Referring to the conflict in Ukraine, he argued that “the deterioration of the security situation, especially on the eastern flank of the Alliance, has an enduring character” and that NATO needs to be altered so as to adapt to this reality.
“We would like the summit in Warsaw to initiate the next stage of NATO’s strategic adaptation,” he underlined.
“Its main aim should be to strengthen the Alliance’s forces in their entirety, and not just units for immediate action.
“The profile of the NATO structure has to be changed so that it gives the Alliance the ability to respond not only at the level of brigades (3,000-6,000 soldiers), but also at the level of divisions (5000-15,000) and corps (15,000-45,000).”
In an allusion to Ukraine’s lack of NATO membership, Siemoniak said that “the Alliance cannot be limited just to activities that concern the security of its members.
“I think that some European allies have shown excessive caution here,” he added.

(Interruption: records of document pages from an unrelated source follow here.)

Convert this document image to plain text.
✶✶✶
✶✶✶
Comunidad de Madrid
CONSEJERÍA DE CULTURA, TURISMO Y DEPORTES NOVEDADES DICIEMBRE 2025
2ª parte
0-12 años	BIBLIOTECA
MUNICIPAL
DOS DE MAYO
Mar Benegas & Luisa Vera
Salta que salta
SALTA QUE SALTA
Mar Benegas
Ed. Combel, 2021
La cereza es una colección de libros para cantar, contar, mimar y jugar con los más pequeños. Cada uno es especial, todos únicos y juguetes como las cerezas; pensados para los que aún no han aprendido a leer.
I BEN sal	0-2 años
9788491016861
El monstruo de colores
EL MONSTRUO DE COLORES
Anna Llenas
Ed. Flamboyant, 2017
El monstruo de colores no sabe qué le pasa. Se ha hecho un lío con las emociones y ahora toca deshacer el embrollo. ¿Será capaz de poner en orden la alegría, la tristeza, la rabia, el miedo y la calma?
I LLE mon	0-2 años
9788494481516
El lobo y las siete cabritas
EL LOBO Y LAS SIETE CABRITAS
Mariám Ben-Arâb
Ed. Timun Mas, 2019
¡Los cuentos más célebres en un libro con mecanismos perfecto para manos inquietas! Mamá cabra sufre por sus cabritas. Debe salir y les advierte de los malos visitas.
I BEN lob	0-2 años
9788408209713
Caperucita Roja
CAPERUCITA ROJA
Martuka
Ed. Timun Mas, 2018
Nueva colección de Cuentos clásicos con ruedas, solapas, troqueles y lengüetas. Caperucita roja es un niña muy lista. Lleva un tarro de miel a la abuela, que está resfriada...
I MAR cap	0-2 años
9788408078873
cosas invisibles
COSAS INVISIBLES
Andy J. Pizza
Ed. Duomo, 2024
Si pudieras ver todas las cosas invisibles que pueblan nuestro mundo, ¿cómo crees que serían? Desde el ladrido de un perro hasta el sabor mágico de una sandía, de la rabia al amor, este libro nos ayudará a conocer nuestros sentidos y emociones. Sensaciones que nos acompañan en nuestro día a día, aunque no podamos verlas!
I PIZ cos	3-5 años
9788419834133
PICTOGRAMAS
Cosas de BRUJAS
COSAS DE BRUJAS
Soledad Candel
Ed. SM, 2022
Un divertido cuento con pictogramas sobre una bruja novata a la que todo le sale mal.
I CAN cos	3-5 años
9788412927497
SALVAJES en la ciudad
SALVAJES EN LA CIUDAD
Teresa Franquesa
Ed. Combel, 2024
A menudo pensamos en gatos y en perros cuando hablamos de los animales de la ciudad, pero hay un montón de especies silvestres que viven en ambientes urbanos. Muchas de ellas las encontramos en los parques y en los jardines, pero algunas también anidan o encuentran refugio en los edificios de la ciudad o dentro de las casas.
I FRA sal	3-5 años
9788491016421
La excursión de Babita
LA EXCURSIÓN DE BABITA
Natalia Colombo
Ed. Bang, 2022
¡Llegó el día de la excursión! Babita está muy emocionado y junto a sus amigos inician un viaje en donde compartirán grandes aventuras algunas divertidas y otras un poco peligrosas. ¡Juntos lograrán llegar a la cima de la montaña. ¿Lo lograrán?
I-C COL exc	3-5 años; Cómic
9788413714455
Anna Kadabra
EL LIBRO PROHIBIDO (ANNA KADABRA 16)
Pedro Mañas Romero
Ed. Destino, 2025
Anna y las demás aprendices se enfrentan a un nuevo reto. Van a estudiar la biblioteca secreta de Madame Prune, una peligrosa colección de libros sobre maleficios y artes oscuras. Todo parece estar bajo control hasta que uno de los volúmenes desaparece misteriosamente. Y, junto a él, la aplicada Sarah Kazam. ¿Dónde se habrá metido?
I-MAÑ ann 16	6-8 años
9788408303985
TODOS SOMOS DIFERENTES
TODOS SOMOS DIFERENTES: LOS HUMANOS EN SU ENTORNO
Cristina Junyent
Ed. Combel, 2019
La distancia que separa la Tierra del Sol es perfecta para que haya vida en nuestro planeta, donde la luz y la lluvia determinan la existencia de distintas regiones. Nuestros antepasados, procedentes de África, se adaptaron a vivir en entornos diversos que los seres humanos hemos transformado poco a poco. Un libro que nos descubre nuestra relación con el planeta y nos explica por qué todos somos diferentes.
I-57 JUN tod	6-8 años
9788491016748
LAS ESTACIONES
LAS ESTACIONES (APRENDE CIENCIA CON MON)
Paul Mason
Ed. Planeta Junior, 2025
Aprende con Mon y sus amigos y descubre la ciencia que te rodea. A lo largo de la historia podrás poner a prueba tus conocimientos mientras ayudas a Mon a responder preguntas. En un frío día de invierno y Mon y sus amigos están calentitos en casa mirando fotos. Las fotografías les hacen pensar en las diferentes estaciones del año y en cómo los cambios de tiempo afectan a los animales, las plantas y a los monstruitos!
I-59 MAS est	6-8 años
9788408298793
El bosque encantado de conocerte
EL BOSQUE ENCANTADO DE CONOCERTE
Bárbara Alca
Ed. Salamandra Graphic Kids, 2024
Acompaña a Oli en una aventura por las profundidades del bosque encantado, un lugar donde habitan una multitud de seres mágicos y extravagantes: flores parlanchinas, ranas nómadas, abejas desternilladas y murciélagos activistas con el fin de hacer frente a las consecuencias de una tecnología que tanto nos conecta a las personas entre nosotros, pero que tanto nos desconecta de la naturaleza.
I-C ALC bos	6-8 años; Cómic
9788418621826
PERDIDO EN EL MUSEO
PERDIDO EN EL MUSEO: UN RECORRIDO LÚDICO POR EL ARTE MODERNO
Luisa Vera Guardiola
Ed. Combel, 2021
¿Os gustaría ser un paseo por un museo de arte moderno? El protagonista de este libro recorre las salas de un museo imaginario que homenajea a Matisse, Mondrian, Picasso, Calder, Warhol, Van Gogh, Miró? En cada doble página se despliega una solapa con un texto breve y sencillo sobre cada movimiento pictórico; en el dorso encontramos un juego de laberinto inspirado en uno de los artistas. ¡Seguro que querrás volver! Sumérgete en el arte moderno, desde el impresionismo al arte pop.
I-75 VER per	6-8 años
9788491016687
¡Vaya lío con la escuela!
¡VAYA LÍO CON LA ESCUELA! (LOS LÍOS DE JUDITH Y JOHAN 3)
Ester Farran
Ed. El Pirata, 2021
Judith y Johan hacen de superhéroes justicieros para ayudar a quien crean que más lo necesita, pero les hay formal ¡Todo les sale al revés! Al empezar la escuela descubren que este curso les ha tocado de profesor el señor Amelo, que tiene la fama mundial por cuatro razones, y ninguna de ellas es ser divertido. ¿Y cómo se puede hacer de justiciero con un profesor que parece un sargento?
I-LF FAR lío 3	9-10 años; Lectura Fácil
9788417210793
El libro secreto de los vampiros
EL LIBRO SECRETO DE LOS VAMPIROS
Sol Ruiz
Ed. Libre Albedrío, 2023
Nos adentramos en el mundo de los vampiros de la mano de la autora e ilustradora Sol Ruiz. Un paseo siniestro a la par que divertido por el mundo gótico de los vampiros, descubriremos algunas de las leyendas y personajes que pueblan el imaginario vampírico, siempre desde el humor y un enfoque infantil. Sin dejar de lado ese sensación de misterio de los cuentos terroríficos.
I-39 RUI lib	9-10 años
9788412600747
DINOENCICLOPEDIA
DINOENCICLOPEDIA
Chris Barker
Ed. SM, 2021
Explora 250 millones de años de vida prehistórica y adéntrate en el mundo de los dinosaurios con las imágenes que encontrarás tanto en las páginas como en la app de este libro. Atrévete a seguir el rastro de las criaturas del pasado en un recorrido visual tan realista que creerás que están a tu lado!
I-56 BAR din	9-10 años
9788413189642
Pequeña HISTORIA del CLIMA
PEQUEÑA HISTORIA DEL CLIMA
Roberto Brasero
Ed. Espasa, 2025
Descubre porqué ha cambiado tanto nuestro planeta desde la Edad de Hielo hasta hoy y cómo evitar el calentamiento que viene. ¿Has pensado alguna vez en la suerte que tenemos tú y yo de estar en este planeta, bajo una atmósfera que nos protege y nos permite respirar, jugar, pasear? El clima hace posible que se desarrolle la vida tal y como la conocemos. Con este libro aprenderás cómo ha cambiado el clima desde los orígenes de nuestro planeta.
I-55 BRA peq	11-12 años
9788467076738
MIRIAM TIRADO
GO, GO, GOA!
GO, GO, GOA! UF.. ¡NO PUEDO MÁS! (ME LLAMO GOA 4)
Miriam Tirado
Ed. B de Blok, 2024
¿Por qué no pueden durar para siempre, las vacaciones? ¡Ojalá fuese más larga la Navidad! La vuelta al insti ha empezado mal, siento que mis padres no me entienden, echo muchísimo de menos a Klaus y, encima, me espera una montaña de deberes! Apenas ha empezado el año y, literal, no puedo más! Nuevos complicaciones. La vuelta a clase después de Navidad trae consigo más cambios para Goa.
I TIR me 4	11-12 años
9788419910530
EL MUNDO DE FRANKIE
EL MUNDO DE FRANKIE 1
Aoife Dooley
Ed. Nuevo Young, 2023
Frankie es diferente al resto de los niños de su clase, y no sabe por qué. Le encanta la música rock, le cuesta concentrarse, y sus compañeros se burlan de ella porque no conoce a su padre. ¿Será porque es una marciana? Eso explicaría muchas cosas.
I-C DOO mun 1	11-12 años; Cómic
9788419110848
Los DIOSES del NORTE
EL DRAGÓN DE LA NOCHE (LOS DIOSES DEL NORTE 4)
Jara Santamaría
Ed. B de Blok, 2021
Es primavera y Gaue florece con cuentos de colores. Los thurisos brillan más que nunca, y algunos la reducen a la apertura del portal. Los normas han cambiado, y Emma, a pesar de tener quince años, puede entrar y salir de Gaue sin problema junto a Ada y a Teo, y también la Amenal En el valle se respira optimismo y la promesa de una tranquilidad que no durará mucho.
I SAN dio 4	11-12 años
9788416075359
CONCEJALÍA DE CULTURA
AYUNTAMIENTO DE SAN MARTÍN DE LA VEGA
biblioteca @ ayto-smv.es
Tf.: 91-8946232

Siemoniak also met with Secretary of Defense Ash Carter, and the two discussed NATO, bilateral relations as well as Poland’s recent decision to purchase American patriot missiles.
According to a Department of Defense press release, Secretary Carter “welcomed Poland’s decision to purchase the Patriot missile defense system and thanked Minister Siemoniak for Poland’s pledge to increase its defense spending to two percent GDP and its commitment to defense modernization.”
The pair also discussed recent rotational exercises by US forces on Polish soil and in the region, part of Operation Atlantic Resolve.